After 20–22 h of treatment on NAA-containing medium, transfer the seedlings onto DSIM using flame-sterilized and cooled forceps. Excise the root from the seedling by cutting at hypocotyl junction with flame-sterilized and cooled Vannas scissor. Root excision can be done on the medium. The wound scratches made on the medium while the excision of root will not affect conversion. Gently press the root explant on the medium using forceps so that the explant is in direct contact with the medium. Discard the shoot part along with hypocotyl.
Note Use separate scissors and forceps for each seedling to avoid cross contamination. It is critical to ensure that the explants do not dry during these processes. The plate should not be kept open for a long time in LAF and the spirit lamp should be kept away from the plates to avoid the explants from drying.
- 3.Seal the plates with parafilm and incubate the same for 5–7 days under continuous light at 22 °C. The LRP will turn green in 4 days and shoot meristem and leaf primordia will be formed in 5 days. These can be viewed under high resolution microscope. LRP-to-shoot conversion will be completed by 7 days of incubation on DSIM. The developmental changes associated with LRP-to-shoot conversion can be monitored by time-lapse imaging under confocal microscope (see below). Newly formed leaves appear similar to the rosette leaves formed in seedlings with regular phyllotaxy and these exhibit trichomes on adaxial surface (Fig. 3). Narrow or filamentous leaves can also be observed occasionally.
Excise the converted shoot from the explant with flame-sterilized and cooled scalpel and place it on ½ MS medium and incubate for 4–5 more days to induce more number of leaves on the shoot. Transfer the plantlets further to RIM plate to make roots. Seal the RIM plate with parafilm and transfer to the growth chamber under continuous light at 22 °C.
Note If the shoots are left undetached from root explant for long time, inflorescence stem will be formed with cauline leaves and flowers. But we suggest the excision of the shoot from the explant at 4–6 leaves stage and transfer to RIM plate because the shoots will be clustered otherwise.

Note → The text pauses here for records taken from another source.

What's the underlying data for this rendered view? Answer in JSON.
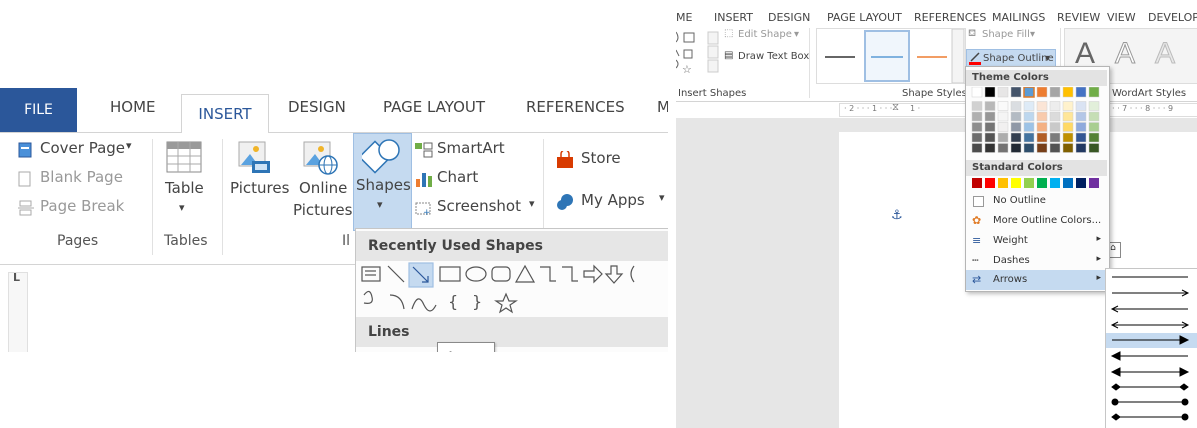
{
  "left": {
    "tabs": {
      "file": "FILE",
      "home": "HOME",
      "insert": "INSERT",
      "design": "DESIGN",
      "page_layout": "PAGE LAYOUT",
      "references": "REFERENCES",
      "more": "M"
    },
    "pages_group": {
      "cover_page": "Cover Page",
      "cover_caret": "▾",
      "blank_page": "Blank Page",
      "page_break": "Page Break",
      "label": "Pages"
    },
    "tables_group": {
      "table": "Table",
      "table_caret": "▾",
      "label": "Tables"
    },
    "illustrations": {
      "pictures": "Pictures",
      "online_pictures_1": "Online",
      "online_pictures_2": "Pictures",
      "shapes": "Shapes",
      "shapes_caret": "▾",
      "smartart": "SmartArt",
      "chart": "Chart",
      "screenshot": "Screenshot",
      "screenshot_caret": "▾",
      "label": "Il"
    },
    "apps": {
      "store": "Store",
      "my_apps": "My Apps",
      "my_apps_caret": "▾"
    },
    "dropdown": {
      "recent_header": "Recently Used Shapes",
      "lines_header": "Lines",
      "tooltip": "Arrow"
    },
    "ruler_mark": "L"
  },
  "right": {
    "tabs": {
      "home": "ME",
      "insert": "INSERT",
      "design": "DESIGN",
      "page_layout": "PAGE LAYOUT",
      "references": "REFERENCES",
      "mailings": "MAILINGS",
      "review": "REVIEW",
      "view": "VIEW",
      "developer": "DEVELOP"
    },
    "insert_shapes": {
      "edit_shape": "Edit Shape",
      "edit_caret": "▾",
      "draw_text_box": "Draw Text Box",
      "label": "Insert Shapes"
    },
    "shape_styles": {
      "label": "Shape Styles",
      "shape_fill": "Shape Fill",
      "fill_caret": "▾",
      "shape_outline": "Shape Outline",
      "outline_caret": "▾"
    },
    "wordart": {
      "label": "WordArt Styles",
      "letter": "A"
    },
    "ruler": {
      "left": "· 2 · · · 1 · · ·",
      "mid": "1 ·",
      "right": "· · 7 · · · 8 · · · 9"
    },
    "menu": {
      "theme_header": "Theme Colors",
      "standard_header": "Standard Colors",
      "no_outline": "No Outline",
      "more_colors": "More Outline Colors...",
      "weight": "Weight",
      "dashes": "Dashes",
      "arrows": "Arrows",
      "submenu_caret": "▸"
    },
    "anchor": "⚓",
    "colors": {
      "theme_top": [
        "#ffffff",
        "#000000",
        "#e7e6e6",
        "#44546a",
        "#5b9bd5",
        "#ed7d31",
        "#a5a5a5",
        "#ffc000",
        "#4472c4",
        "#70ad47"
      ],
      "standard": [
        "#c00000",
        "#ff0000",
        "#ffc000",
        "#ffff00",
        "#92d050",
        "#00b050",
        "#00b0f0",
        "#0070c0",
        "#002060",
        "#7030a0"
      ],
      "highlight": "#c5daf0",
      "file_tab": "#2b579a"
    }
  }
}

Rooting can be noticed after 1 week of treatment on RIM. Transfer the plantlets having both shoot and root to soilrite–vermiculite mixture for ex vitro establishment. (Soilrite–vermiculite mixture is made wet with 1× MS solution). Cover the pot with saran wrap, to maintain humidity, and shift the pot in a tray into the growth chamber.
Gradually expose the plantlets to low humidity by progressive removal of the saran wrap after a few days. Add water to the tray containing the pots at regular interval and add ½ MS solution at every fifth round. The regenerated plants will be fertile with flowers and siliques. No watering is required once the siliques have matured.
Pick 6 dpg old seedlings from ½ MS plate by holding the leaves with flame sterilized and cooled forceps and transfer onto DSIM. Gently press the root on the medium so that the entire explant is in contact with DSIM.
Excise the root from the seedling by cutting at hypocotyl junction using flame sterilized and cooled Vannas scissor. Discard the shoot part along with the hypocotyl.
Seal the plate with parafilm and incubate the same for 2 weeks under continuous light at 22 °C. The LRP will turn green by 8 days and shoot meristem and leaf primordia will be formed by 12 days. The developmental changes during LRP-to-shoot conversion can be monitored by time-lapse imaging. LRP-to-shoot conversion will be completed by 14 days of incubation on DSIM. Shoots will be arranged acropetally on root in an alternating fashion similar to lateral root formation.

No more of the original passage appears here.